Por Leonardo Cecchin, para Desacato.info.
[Este é o segundo de uma série de artigos escritos ao Portal Desacato, que pretendem esclarecer aos interessados como se deu o acontecimento mais importante da história do século XX, descrevendo-o a partir de uma ótica marxista.]
No primeiro texto dessa série [1], pudemos entender como a divisão da sociedade em classes, e a consequente exploração da classe trabalhadora pela burguesia, ocasionaram a primeira grande explosão social do século XX, com a primeira revolução russa de 1905. Apesar de sua férrea resistência, o movimento grevista de massas foi derrotado pelo desgaste e a traição da burguesia – que naquele momento, pelo caráter democrático da revolução, estava aliada ao proletariado – que ocasionou uma forte repressão do exército na cidade de Moscou.
Em 1905 haviam mais de 2.750.000 grevistas; em 1906 são 1.750.000; em 1907 diminuem para 750.000; 174.000 em 1908; em 1909 são 64.000; e em 1910, 50.000. A moral dos operários cai por terra e muitos militantes abandonam suas atividades.
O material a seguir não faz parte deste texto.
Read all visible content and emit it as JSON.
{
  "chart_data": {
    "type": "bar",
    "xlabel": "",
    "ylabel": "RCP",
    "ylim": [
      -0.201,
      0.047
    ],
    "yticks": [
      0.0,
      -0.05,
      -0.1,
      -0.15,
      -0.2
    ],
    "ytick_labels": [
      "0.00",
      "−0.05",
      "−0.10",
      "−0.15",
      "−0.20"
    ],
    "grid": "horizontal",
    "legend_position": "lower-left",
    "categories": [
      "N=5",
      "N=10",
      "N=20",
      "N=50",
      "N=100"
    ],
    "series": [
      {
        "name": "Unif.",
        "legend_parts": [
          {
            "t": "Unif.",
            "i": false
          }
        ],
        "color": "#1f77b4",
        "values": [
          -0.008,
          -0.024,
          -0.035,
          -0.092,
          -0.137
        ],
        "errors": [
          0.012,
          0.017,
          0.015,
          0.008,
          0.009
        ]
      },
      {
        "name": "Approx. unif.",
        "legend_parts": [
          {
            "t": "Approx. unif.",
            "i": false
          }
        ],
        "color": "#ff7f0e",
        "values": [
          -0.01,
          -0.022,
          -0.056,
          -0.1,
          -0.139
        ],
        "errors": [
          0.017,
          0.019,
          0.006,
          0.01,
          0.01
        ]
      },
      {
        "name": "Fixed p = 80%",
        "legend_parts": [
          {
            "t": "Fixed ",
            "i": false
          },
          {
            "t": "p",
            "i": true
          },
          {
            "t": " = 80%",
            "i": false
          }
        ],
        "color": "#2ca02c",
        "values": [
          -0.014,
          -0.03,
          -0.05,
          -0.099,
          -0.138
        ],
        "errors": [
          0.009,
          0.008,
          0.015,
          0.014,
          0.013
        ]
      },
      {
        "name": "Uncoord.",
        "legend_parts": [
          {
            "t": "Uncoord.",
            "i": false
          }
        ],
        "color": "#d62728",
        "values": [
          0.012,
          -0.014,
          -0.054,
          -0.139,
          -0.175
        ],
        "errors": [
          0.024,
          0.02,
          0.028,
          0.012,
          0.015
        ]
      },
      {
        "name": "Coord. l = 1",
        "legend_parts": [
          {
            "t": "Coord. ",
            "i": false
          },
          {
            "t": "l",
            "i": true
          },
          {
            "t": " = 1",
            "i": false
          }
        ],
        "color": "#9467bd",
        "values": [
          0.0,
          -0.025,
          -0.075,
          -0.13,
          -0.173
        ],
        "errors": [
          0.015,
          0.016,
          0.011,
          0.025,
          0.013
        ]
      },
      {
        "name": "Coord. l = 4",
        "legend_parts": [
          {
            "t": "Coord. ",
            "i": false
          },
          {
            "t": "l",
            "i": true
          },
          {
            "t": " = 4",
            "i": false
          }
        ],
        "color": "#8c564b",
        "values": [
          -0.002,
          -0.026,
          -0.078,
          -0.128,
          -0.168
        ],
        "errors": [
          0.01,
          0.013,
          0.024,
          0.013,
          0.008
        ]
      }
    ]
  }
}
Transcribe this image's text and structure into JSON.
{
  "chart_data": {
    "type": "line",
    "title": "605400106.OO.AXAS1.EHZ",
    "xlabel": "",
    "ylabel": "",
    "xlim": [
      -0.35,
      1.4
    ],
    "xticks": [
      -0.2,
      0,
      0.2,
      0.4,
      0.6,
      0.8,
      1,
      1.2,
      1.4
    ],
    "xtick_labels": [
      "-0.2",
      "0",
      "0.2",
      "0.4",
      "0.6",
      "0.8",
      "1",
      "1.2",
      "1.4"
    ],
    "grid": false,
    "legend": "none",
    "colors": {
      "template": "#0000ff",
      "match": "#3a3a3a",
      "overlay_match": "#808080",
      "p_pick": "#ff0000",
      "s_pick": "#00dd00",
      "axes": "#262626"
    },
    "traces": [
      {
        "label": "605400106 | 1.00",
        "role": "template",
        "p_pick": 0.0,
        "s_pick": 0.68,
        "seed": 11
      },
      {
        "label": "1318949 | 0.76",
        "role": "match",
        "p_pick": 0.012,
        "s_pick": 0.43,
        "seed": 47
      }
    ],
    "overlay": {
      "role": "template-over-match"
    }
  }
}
No POSDR (Partido Operário Social Democrata Russo), somente em Moscou durante a revolução os sociais-democratas são milhares, em 1908 caem para menos de 500, e em 1910 não existem mais [2]. Esse alto grau de decomposição do partido impede o surgimento de novas rupturas, e a unificação entre as frações surge como alternativa imediata para evitar a dissolução completa.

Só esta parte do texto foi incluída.